“Allegiance”
will soon be coming to your neck of the woods, because it’s a
tour de force. And, it’s another shameful time in American
history.
“Allegiance”
is both a play and a history lesson of the forcible incarceration of
120,000 Japanese-Americans in 10 U.S. internment camps during World
War II. “Allegiance” is a musical with music and lyrics
by Jay Kuo and a book by Marc Acito, Kuo and Lorenzo Thione. It’s
now appearing in my neck of the woods. It’s inspired by the
true childhood experience of the brilliant and renown George Takei.
If
you’re a Baby Boomer, you may know Takei as Hikaru Sulu, the
chief helmsman of the Starship Enterprise. Today we know Takei as one
of the country’s leading LGBTQ activists, especially in the
fight for marriage equality. What many of us are now learning about
Takei is his childhood memories of being incarcerated in two Japanese
internment camps.
"I
was 5 years old at the beginning of our internment in Arkansas. I
remember every school morning reciting the Pledge of Allegiance, my
eyes upon the stars and stripes of the flag, but at the same time I
could see from the window the barbed wire and the sentry towers where
guards kept guns trained on us,” Takei wrote in a New York
Times op-ed “Internment, America’s Great Mistake.”
“Allegiance”
is also about the love of family and country, and the deleterious
effects racial profiling has on innocent Americans.
The
play takes you into the harsh day-to-day life of the fictional Kimura
family in the internment camps. It reveals some of the daily
indignities many Japanese-American families endured, like no private
bathrooms, being housed in horse stables, and if lucky, housed in
barracks in uninhabitable swamplands like Rohwer, AR, and Tule Lake,
CA.
As
with all families, wars divide its members. Sam Kimura wants to prove
his patriotism by fighting for his country, and his sister, Kei, is
appalled by his decision.
Sadly,
loyalty to the country for Japanese- American males rested solely on
their responses to questions on the “Application for Leave
Clearance” form that registered all male citizens of draft age.

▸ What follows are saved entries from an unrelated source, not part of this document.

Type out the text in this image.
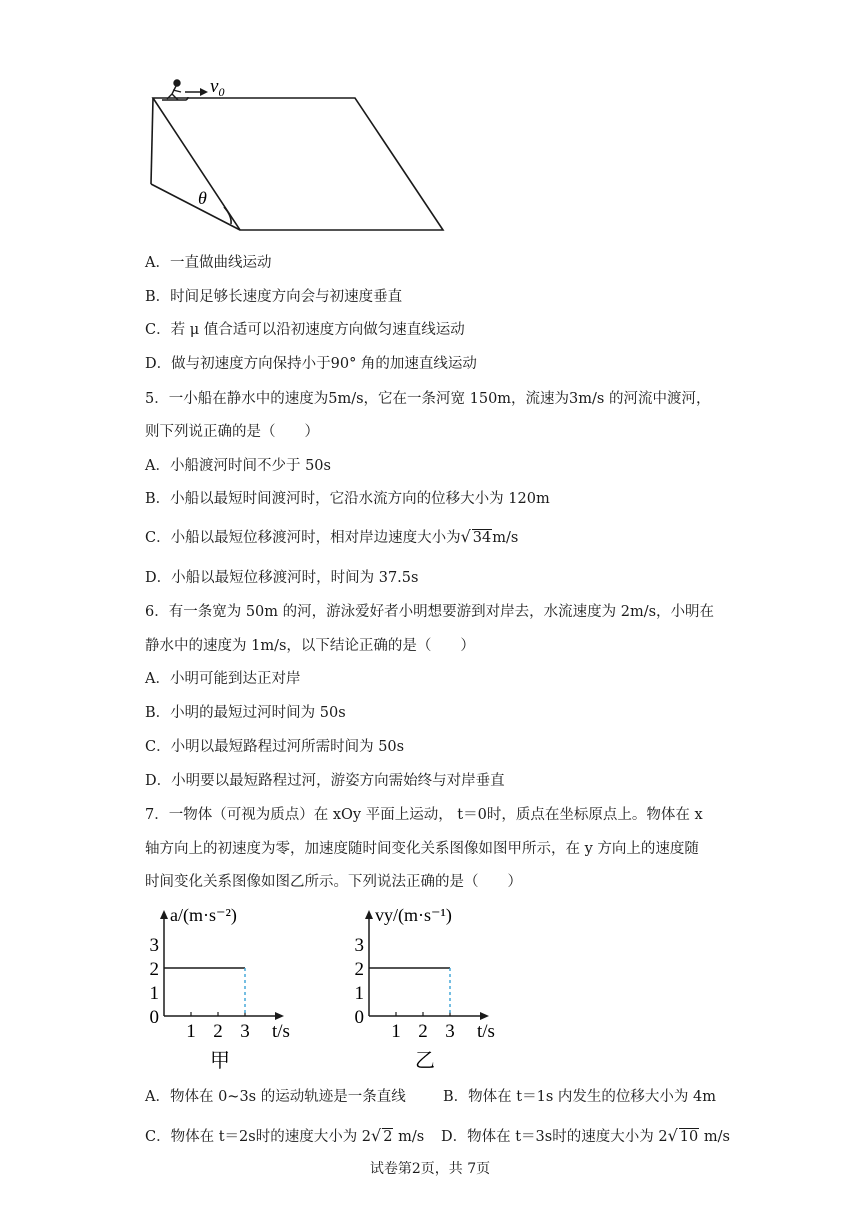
$v_0$
θ
A．一直做曲线运动
B．时间足够长速度方向会与初速度垂直
C．若 μ 值合适可以沿初速度方向做匀速直线运动
D．做与初速度方向保持小于90° 角的加速直线运动
5．一小船在静水中的速度为5m/s，它在一条河宽 150m，流速为3m/s 的河流中渡河，
则下列说正确的是（　　）
A．小船渡河时间不少于 50s
B．小船以最短时间渡河时，它沿水流方向的位移大小为 120m
C．小船以最短位移渡河时，相对岸边速度大小为√ 34m/s
D．小船以最短位移渡河时，时间为 37.5s
6．有一条宽为 50m 的河，游泳爱好者小明想要游到对岸去，水流速度为 2m/s，小明在
静水中的速度为 1m/s，以下结论正确的是（　　）
A．小明可能到达正对岸
B．小明的最短过河时间为 50s
C．小明以最短路程过河所需时间为 50s
D．小明要以最短路程过河，游姿方向需始终与对岸垂直
7．一物体（可视为质点）在 xOy 平面上运动， t＝0时，质点在坐标原点上。物体在 x
轴方向上的初速度为零，加速度随时间变化关系图像如图甲所示，在 y 方向上的速度随
时间变化关系图像如图乙所示。下列说法正确的是（　　）
0
1
2
3
1 2 3 t/s
a/(m·s⁻²)
甲
0
1
2
3
1 2 3 t/s
vy/(m·s⁻¹)
乙
A．物体在 0~3s 的运动轨迹是一条直线	B．物体在 t＝1s 内发生的位移大小为 4m
C．物体在 t＝2s时的速度大小为 2√ 2 m/s D．物体在 t＝3s时的速度大小为 2√ 10 m/s
试卷第2页，共 7页
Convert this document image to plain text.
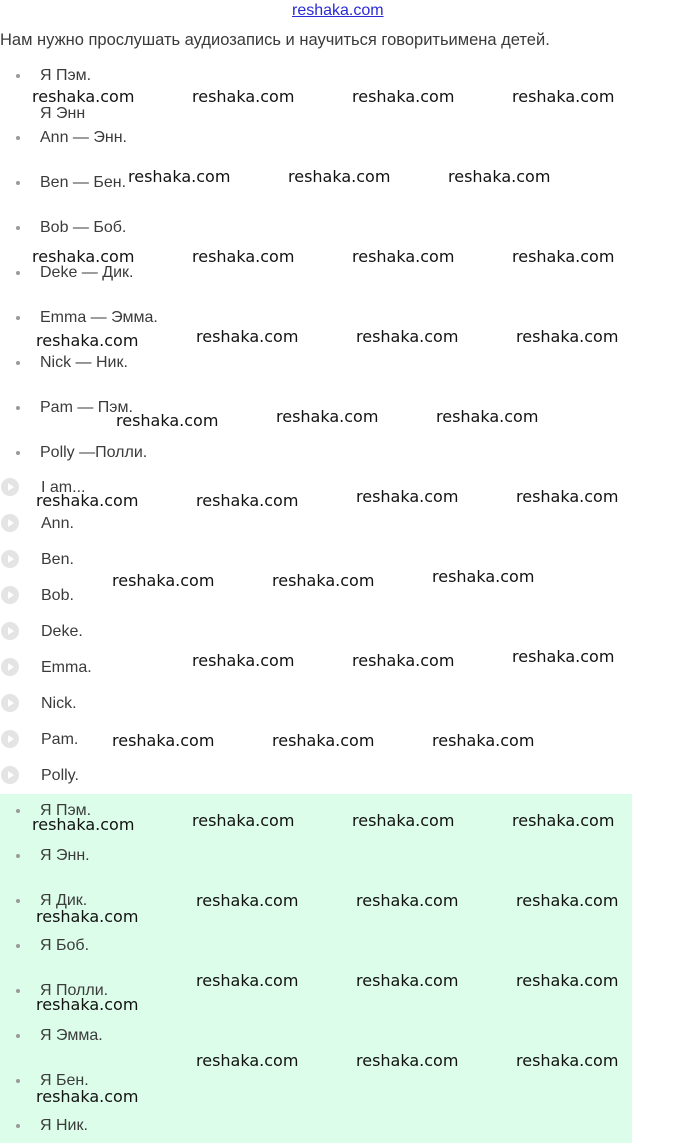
reshaka.com
Нам нужно прослушать аудиозапись и научиться говоритьимена детей.
Я Пэм.
Я Энн
Ann — Энн.
Ben — Бен.
Bob — Боб.
Deke — Дик.
Emma — Эмма.
Nick — Ник.
Pam — Пэм.
Polly —Полли.
I am...
Ann.
Ben.
Bob.
Deke.
Emma.
Nick.
Pam.
Polly.
Я Пэм.
Я Энн.
Я Дик.
Я Боб.
Я Полли.
Я Эмма.
Я Бен.
Я Ник.
reshaka.com	reshaka.com	reshaka.com	reshaka.com
reshaka.com	reshaka.com	reshaka.com
reshaka.com	reshaka.com	reshaka.com	reshaka.com
reshaka.com	reshaka.com	reshaka.com	reshaka.com
reshaka.com	reshaka.com	reshaka.com
reshaka.com	reshaka.com	reshaka.com	reshaka.com
reshaka.com	reshaka.com	reshaka.com
reshaka.com	reshaka.com	reshaka.com
reshaka.com	reshaka.com	reshaka.com
reshaka.com	reshaka.com	reshaka.com	reshaka.com
reshaka.com
reshaka.com	reshaka.com	reshaka.com
reshaka.com
reshaka.com	reshaka.com	reshaka.com
reshaka.com	reshaka.com	reshaka.com
reshaka.com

It was also used for volunteers to serve in an all Japanese- American
combat team, which is an important plot in the play. Their
responses-young and old- on the form would seal their family’s
fate in the internment camps. And, these two highly divisive
questions were designed to achieve this goal:
Question
27: Are you willing to serve in the armed forces of the United States
on combat duty, wherever ordered?
Question
28: Will you swear unqualified allegiance to the United States of
America and faithfully defend the United States from any and all
attacks by foreign and domestic forces, and forswear any form of
allegiance or disobedience to the Japanese Emperor, or any other
foreign government, power, or organization?
A
“no-no” response to the questions as Sam's father gave
sent him to one of the harsher and high-security internment camps,
which happened to Takei’s family, too.
Because
topics of race in this country are too often talked about in black
and white terms, the history of discrimination against other minority
groups gets overlooked. Case in point, the Japanese-American
internment is not talked about and not often taught, if at all, in
American history books. "Allegiance" is both courageous
and dangerous: it speaks truth to power in this xenophobic-stricken
political times of building walls, closing borders and banning
immigrants of color from “shithole” countries.
“I
see “Allegiance’ as my legacy project. It’s my
parents’ story and a tribute to them,” Takei told wicked
local.com.
“The whole “Allegiance’ experience has brought.”
Allegiance
is a cautionary warning about today. It “challenges us to both
understand what precipitated these events, and make sure these
mistakes are not repeated,” stated Paul Daigneault, Producing
Artistic Director in “Inside Speakeasy.”
Watching
the play one can easily see how President Trump’s Executive
Order 13769, titled "Protecting the Nation from Foreign
Terrorist Entry into the United States, "which is referred as
the “Muslim Ban” is eerily reminiscent of FDR’s
1942 Executive Order 9066. The Order 9006 authorized the immediate
incarceration of Japanese- Americans following the bombing of Pearl
Harbor on December 7, 1941.
Allegiance
pulls at not only at your heart-strings but it also questions your
moral compass. Had there not been both music and humor throughtout
the play I would have bawled all through it.